2020 will certainly go down in history as a unique year. That much we can say for sure! Since we are not yet at December 31st, I will avoid tempting fate by suggesting we have seen everything that is going to play out as yet. However, the one certainty is that all the certainties thus far in 2020 have simply not panned out.
I should add that my only qualifications to write this article are as a property investor myself, with a hand in over 350 units purchased in the last decade, a former wealth manager and qualified letting agent, alongside two masters’ degrees that contain a healthy dose of economics, which arguably have not been much at all this year! I have no formal medical training, simply an obsession with numbers which bled into significant research around Covid during the (first!?) lockdown, and an analytical brain.

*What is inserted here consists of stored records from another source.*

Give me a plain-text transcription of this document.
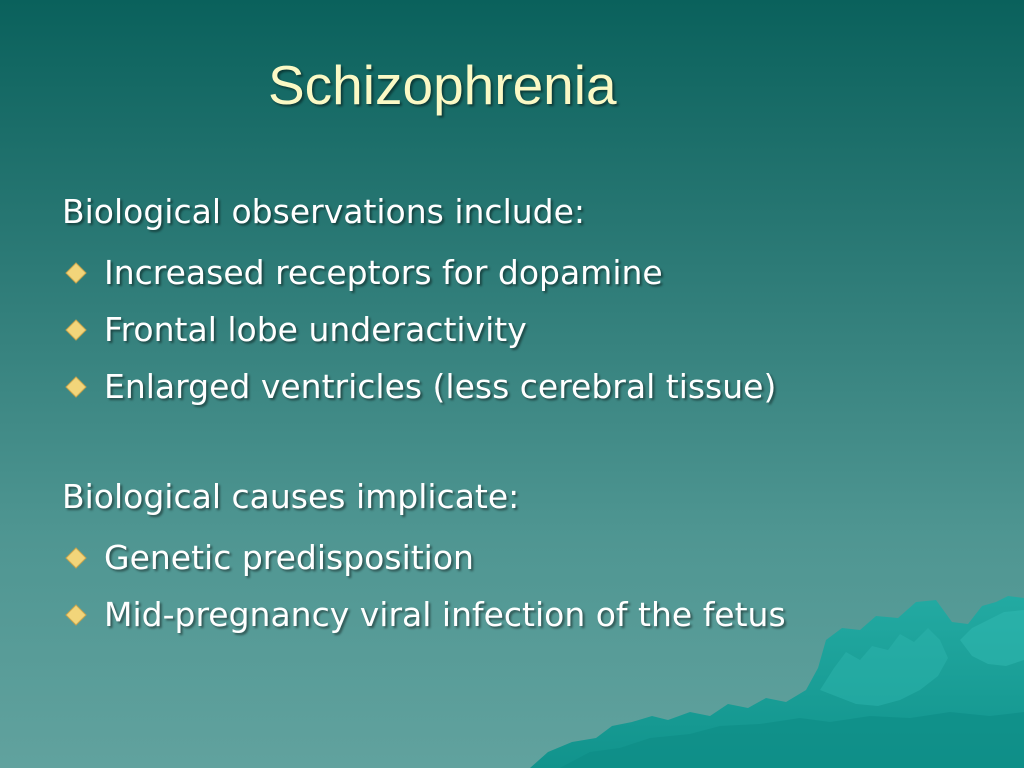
Schizophrenia
Biological observations include:
Increased receptors for dopamine
Frontal lobe underactivity
Enlarged ventricles (less cerebral tissue)
Biological causes implicate:
Genetic predisposition
Mid-pregnancy viral infection of the fetus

I prefer to take the geographical biases and also the customer base biases out of the datasets (e.g. Nationwide do a lot of lending at higher LTVs, Halifax HPI contains a bias towards some northern areas) and look at the ONS - whilst the September figures will not be released until the end of November, August showed a 2.5% year-on-year increase at the ONS (versus Halifax showing 5.2% and Nationwide showing 2.0%. The danger of reading into anything on any month, during such a period of volatility, is unwise but the ONS figures show an improvement on 2019 (which was a very flat year, with Brexit jitters alongside the 2019 election).
So how can prices have raced forwards in such a difficult year? Well, we should not forget the first two-and-a-half months. The Boris bounce was strong and March 2020 showed a strong year-on-year increase in comparison to the 2019 figures. Then the lockdown - and a total “experiment” from the market’s perspective. Pent-up demand and a lack of supply then forced prices up in the most basic economic analysis of demand and supply curves. The “rain that never came” (or the recession that had already passed before it was recognised) - as it may be known as (pending other economic events of course!) saw lots of job losses, but also significant job creation, and so far has concentrated the job losses at the lower socio-economic and skill levels, sadly for those affected.